ACLF is a condition with varied acute and chronic underlying etiologies and high mortality. Hepatic stellate cells (HSCs) are known to play an important role in hepatic fibrogenesis. Experimental data suggest that HSCs also display characteristics of hepatic stem/progenitor cells (HPCs). We investigated the number of activated HSC and their relationship to HPCs in ACLF in comparison to acute and chronic stages of other liver diseases.
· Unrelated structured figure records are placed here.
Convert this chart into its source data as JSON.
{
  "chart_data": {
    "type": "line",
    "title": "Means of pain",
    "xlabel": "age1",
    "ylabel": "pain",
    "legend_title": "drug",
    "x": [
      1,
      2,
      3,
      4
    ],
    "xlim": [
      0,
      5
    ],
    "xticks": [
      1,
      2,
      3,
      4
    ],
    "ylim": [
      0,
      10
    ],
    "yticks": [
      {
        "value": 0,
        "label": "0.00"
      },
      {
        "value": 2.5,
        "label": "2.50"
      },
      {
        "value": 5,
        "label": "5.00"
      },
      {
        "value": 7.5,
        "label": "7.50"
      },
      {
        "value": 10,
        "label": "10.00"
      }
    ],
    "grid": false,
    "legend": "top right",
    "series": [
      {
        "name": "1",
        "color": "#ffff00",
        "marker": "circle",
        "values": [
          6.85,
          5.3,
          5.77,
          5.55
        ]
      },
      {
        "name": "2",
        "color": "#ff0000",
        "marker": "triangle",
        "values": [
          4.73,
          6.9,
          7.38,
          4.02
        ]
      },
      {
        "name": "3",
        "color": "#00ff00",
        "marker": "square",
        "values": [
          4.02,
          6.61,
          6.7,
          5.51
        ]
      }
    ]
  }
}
Immunohistochemical analysis of the number of activated HSCs and HPCs was performed in liver biopsies of 70 cases of ACLF and in the biopsies of patients with cirrhosis (45), acute hepatitis (25), chronic hepatitis (25), and normal live-related liver transplantation (LDLT) donor biopsies (15). The number of α-SMA-positive HSCs was assessed both quantitatively and semi-quantitatively. Keratin-19 (K19)-positive HPCs were estimated semi-quantitatively, and we looked for correlations between numbers of HSCs and HPCs. We found significantly more α-SMA activated HSCs/1,000 hepatocytes in ACLF biopsies (231 ± 91) than in biopsies of patients with acute hepatitis (147 ± 77), cirrhosis (73 ± 35), chronic hepatitis (66 ± 30), and normal LDLT donor biopsies (25 ± 10), respectively (p < 0.0001). A significant correlation between the presence of HPCs and ACLF versus other etiologies of liver disease was found (p < 0.001). There was a significant correlation between the numbers of HPCs and of activated HSCs (p < 0.001). ACLF is associated with more significant HSC activation than in acute hepatitis and other chronic liver diseases. There is a significant relationship between the presence of HSCs and that of HPCs, indicating a possible dynamic role of HSCs in liver regeneration and pathobiology of ACLF.